The magic of warming up

Updated: Dec 18, 2018

Like a dementor's kiss, winter swimming chills you to your core. Unless you want to shiver like a muggle, you need to perfect the subtle art of warming up...


People assume I'm good with the cold. I'm not. I dislike the winter, I hate feeling chilly, I'm a sleep-under-two-duvets kind of person. Cold water swimmers aren't rare magical creatures able to cook up a special potion that stops them from feeling the cold. But when it comes to warming up, they have perfected a subtle form of magic.


Feel the cold

The kind of cold you feel in the water is completely different to the cold you feel in the air. When you're ordinary cold, you feel it on your skin and perhaps your fingers. Warming up is simple: get moving so your body generates heat and trap the heat inside layers of clothing. But swimming in cold water cools you to your very core. Even when you get out of the water and put on layers, your core temperature continues to drop as the cold blood in your skin and extremities mixes with the warm blood at your core.


This is a really odd feeling, and if you're new to winter swimming, it's quite unlike anything you've felt before. Among a group of newbies, I always get asked if this feeling or that feeling is 'normal'. And it usually is, although the way in which individuals experience the cold does vary.


In the water, the cold feeling starts with numbness, tingling and often pain in your fingers, toes, head and face. Some people have sweet spots on the back of their necks, their sacrum and weirdly, their triceps. Ok, this might not sound pleasant, but it's actually fine and discomfort diminishes as you get used to it. If you remember that pain is your body's way of sounding an alarm that you might be in danger, you can then use your breathing to tell your body that you're ok and in control.


When you get out, your skin carries on tingling. You can feel a very deep chill in your abdomen and this is often accompanied by that lovely shiver response. It can take a couple of hours for this feeling to pass.


Warm up

Warming up becomes a part of your winter swimming ritual. The first thing to do is make sure that you're out of the water before you get too cold. If you're unsure, use the two-minute per degree of temperature rule and get out while you still feel comfortable. So that's a fourteen minute swim in water that's seven degrees centigrade. Remember to take a bit of time off if there's wind chill.


Take off your wet clothes as soon as you can after getting out. Then start layering up with the warm clothes, prioritising your body and head rather than hands and feet. Take off your swim hat and replace it immediately with a warm hat. When you get to them, it's worth warming your hands and feet before putting on thermal socks or gloves; I've found that putting cold feet into thermal socks just traps in the cold.


At this stage, your thermos of warm drink is essential to warm you from within. A bit of sweet to spike your blood sugar is good and alcohol and caffeine isn't so great, so hot chocolate, warm squash or a herbal or fruit tea with a spoonful of honey is ideal. I'm a huge fan of Lidl's lemon, honey and ginger tea; the spice in the ginger is a wonderful post-swim taste.
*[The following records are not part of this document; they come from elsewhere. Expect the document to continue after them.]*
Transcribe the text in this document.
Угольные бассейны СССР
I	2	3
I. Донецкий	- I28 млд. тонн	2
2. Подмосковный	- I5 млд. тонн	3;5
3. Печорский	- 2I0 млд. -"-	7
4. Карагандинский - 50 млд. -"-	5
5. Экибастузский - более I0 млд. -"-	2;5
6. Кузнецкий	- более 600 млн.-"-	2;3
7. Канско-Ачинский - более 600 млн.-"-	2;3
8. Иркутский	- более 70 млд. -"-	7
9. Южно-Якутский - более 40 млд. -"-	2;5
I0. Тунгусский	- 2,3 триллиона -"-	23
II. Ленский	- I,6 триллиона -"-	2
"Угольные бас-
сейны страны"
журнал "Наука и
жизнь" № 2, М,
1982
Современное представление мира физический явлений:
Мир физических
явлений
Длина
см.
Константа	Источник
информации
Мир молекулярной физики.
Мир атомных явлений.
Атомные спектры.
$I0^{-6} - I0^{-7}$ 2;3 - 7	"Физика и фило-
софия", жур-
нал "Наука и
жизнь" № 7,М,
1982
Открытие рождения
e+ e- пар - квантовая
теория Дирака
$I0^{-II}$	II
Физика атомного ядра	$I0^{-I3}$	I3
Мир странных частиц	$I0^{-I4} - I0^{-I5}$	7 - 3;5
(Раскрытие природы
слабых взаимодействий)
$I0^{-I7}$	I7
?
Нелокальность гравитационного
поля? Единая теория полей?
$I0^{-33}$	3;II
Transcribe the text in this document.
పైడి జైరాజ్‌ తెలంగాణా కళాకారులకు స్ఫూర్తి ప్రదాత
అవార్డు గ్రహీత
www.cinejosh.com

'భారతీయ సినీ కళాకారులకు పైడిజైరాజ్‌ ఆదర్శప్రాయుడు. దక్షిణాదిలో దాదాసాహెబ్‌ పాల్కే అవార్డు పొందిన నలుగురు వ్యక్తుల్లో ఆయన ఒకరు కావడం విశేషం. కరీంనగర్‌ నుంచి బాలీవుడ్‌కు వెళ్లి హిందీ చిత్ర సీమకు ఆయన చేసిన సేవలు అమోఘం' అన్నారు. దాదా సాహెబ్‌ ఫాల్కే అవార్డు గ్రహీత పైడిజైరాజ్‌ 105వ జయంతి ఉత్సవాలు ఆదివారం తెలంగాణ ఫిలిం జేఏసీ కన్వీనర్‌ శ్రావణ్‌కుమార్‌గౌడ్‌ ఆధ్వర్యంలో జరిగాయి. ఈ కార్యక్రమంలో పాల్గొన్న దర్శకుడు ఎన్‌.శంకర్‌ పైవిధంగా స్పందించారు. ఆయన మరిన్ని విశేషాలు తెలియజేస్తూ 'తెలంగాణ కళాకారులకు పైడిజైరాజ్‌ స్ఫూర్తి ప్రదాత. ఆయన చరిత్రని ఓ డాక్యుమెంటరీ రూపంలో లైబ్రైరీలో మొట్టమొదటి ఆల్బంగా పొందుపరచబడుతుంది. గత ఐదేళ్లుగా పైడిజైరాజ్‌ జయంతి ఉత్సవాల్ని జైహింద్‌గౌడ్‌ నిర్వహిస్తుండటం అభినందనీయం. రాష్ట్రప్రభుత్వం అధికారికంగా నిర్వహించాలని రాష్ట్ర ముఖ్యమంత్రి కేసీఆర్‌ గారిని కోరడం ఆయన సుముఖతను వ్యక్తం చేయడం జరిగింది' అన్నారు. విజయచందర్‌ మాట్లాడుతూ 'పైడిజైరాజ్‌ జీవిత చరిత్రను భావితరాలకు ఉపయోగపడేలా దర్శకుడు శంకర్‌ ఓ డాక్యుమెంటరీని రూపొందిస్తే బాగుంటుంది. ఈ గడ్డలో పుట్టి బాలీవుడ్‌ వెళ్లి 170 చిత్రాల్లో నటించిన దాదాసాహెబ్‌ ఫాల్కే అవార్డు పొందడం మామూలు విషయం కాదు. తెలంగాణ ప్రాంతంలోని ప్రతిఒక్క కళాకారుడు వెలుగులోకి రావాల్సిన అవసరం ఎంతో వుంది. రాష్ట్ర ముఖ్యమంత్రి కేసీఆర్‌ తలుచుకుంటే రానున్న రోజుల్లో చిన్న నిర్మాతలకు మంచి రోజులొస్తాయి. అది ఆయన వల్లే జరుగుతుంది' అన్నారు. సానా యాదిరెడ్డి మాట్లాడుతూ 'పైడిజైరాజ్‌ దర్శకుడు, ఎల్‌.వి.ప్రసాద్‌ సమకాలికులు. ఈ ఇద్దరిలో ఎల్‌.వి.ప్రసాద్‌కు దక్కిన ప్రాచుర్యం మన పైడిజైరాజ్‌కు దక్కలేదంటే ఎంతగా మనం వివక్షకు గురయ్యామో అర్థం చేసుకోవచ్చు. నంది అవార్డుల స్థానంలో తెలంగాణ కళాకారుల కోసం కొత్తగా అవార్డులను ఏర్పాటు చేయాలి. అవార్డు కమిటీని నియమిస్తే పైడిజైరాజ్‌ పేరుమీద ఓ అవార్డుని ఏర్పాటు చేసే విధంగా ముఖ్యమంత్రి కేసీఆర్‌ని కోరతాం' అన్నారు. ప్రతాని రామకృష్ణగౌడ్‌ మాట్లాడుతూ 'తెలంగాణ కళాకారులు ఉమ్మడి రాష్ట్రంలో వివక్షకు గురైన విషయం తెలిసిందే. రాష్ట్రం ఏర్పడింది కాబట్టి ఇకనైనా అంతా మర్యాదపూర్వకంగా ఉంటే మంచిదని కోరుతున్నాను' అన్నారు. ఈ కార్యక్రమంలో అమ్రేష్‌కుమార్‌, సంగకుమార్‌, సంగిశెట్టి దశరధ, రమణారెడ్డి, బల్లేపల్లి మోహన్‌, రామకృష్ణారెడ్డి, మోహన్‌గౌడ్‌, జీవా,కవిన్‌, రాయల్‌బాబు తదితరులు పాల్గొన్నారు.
And cupping a warm drink in your hands is an important post-swim ritual.



Hold off the shower

It's worth getting out of the cold to somewhere with a radiator or to your car heaters. But don't drive until you've stopped shivering. A hot water bottle inside your clothes is also a good plan, as are those little hand warmers that click to heat up.


You should hold off getting into hot water, though. When I was new to cold water swimming, I went for a swim in a beautiful quarry that's used as a diving centre, complete with changing rooms and showers. It was here that I experienced chilblains caused by getting into a hot shower immediately after swimming, like a muggle.


Not only are chilblains incredibly uncomfortable, they can also do lasting damage. But hot water can also cause the cold blood at your extremities to mix too quickly with the warm blood at your core, deepening your afterdrop. So it's worth holding off the hot shower until you've warmed up.


Warm up from within

As well as your warm drink, there are other ways to get yourself warm to the core. Breathing in warm air is thought to help, which is why there is such a strong tradition of sauna and cold water, especially in Scandinavian countries. If you can't get into a sauna, any warm area will do.


You can also try exercise like a brisk walk. But bear in mind that shivering uses up a lot of energy, as does swimming in cold water, so make sure your fuel your body. Getting your heart and digestive systems working will also help you warm up, and some foods are thought to generate more heat than others. So have a snack, a drink and wrap up before going for a walk.


Time for that shower

After a couple of hours, your body should have warmed up enough to enjoy that hot shower. Post-shower, I like to dry myself with my hair dryer and then get into bed to answer emails! It's quite possible one of the nicest feelings in the whole world!


In long DryRobe cloaks and woolly hats, winter swimmers may appear to be in on some sort of magical witchcraft and wizardry. But we're not really. We're just in on the subtle art of warming up - and now you are too.